Food recall guidance for businesses in New Zealand has been updated.

The guidance document includes example procedures, checklists, and spreadsheets plus revised recall risk assessment and audit forms. Six steps are listed with the first being investigate to understand the problem and the last is audit so corrective and preventative actions can be reviewed or identified.

The aim is to make it faster and easier for companies to prepare for and conduct food recalls.

Vincent Arbuckle, New Zealand Food Safety deputy director general, said food businesses generally do a good job of keeping their customers safe.

“When things go wrong, they have a responsibility to work quickly and effectively to identify and remove potentially unsafe products from shelves. The updated guidance will drive consistent best practice across all food businesses no matter their size or business model. We have a robust food safety system and New Zealanders rightly take it as a given that the food they eat will not make them sick,” he said.

Regulator’s role and mock recalls
In most cases, New Zealand Food Safety recommends a consumer-level recall if the product has a food safety problem and has been sold to the public and a trade-level recall if it has not been sold to consumers. A withdrawal can be done if it is not a food safety issue.

The Ministry for Primary Industries (MPI) is also developing a video about how to do a food recall, and an online tool to help companies meet the requirements.

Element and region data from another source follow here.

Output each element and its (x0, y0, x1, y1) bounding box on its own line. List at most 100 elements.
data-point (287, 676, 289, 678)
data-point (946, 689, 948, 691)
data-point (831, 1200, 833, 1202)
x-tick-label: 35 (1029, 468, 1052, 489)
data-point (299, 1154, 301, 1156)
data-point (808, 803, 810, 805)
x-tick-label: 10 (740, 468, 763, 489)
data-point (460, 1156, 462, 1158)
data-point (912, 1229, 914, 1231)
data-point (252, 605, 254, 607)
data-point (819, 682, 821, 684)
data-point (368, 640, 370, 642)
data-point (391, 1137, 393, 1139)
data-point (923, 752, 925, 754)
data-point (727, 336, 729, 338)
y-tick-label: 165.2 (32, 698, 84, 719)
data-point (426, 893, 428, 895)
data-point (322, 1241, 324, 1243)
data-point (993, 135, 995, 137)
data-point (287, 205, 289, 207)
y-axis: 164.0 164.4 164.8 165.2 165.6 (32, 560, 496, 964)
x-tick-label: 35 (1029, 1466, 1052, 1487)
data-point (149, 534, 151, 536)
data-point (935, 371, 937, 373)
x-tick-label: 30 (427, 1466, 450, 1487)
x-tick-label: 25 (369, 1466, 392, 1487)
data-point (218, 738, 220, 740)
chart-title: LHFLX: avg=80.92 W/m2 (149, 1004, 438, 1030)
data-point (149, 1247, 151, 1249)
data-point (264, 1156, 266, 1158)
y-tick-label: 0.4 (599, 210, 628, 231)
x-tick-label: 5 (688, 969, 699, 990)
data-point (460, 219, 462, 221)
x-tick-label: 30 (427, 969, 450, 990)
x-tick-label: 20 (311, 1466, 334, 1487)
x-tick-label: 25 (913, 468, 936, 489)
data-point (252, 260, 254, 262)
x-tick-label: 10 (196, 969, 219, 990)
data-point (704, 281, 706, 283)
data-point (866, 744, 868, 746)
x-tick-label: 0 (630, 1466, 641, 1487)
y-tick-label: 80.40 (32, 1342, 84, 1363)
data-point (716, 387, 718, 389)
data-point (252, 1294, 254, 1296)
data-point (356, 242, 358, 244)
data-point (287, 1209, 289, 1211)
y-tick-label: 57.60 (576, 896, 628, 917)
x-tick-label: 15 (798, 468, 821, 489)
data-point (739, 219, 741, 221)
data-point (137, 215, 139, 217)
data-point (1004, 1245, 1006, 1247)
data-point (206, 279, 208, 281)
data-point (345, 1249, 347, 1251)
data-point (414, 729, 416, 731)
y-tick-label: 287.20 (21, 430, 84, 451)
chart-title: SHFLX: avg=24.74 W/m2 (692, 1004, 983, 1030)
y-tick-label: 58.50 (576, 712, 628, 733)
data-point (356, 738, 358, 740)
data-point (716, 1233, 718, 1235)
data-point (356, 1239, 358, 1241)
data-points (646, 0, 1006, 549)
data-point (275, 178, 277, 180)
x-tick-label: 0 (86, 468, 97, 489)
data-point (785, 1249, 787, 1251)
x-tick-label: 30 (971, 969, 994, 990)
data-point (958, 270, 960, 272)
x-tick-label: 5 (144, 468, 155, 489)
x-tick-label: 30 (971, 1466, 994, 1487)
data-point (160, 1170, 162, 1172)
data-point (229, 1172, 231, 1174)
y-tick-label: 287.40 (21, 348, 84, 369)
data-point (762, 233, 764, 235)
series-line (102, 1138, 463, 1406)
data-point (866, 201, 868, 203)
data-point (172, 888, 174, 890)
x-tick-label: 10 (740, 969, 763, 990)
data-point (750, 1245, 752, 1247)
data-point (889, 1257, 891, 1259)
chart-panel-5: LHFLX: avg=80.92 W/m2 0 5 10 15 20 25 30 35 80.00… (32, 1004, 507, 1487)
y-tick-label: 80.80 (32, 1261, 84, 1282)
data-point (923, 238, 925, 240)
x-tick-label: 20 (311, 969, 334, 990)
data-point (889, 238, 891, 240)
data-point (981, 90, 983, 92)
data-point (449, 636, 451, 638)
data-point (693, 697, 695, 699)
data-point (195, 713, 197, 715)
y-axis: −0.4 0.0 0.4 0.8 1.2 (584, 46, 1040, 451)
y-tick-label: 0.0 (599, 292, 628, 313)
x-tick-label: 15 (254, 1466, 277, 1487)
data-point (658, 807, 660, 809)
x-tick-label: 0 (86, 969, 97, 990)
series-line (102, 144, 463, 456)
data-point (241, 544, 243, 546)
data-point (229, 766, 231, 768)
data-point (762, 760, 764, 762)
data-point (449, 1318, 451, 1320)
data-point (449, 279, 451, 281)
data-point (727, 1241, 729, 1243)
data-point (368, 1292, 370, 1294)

Businesses with a food control plan or national program, and importers and exporters must tell New Zealand Food Safety as soon as possible after deciding to recall but no later than 24 hours after making the decision.

Guidance includes information about how to practice food recalls to make them easier to deal with when they happen, said Arbuckle.

“These practice recalls work in a similar way to fire drills by ensuring processes are working and helping to identify problems before they arise,” he said.

“The best way people at home can prepare for food recalls is by having up-to-date information on recalls underway. That is particularly the case for those who have food allergies or are vulnerable to foodborne illness, including the very young, the elderly, pregnant women and those with compromised immune systems.”

When the recall has been completed, MPI audits the process to see if it could have been done better and looks for improvements to food safety practices that could have avoided it in the first place.

Shellfish biotoxin alert
MPI has also issued a public health warning advising people not to collect or consume shellfish harvested from all of Crail Bay in the Marlborough Sounds.

Routine tests on shellfish samples from the region have shown levels of Paralytic Shellfish Poisoning (PSP) toxins above the safe limit of 0.8 milligrams per kilogram set by MPI.

Mussels, oysters, tuatua, pipi, toheroa, cockles, scallops, catseyes, kina (sea urchin) and all other bivalve shellfish should not be eaten. Cooking them does not remove the toxin.

Symptoms typically appear between 10 minutes and three hours after ingestion and may include numbness and a tingling around the mouth, face, and hands and feet, difficulty swallowing or breathing, dizziness, headache, nausea, vomiting, diarrhea, paralysis and respiratory failure.

Commercially harvested shellfish sold in shops and supermarkets, or exported are not affected.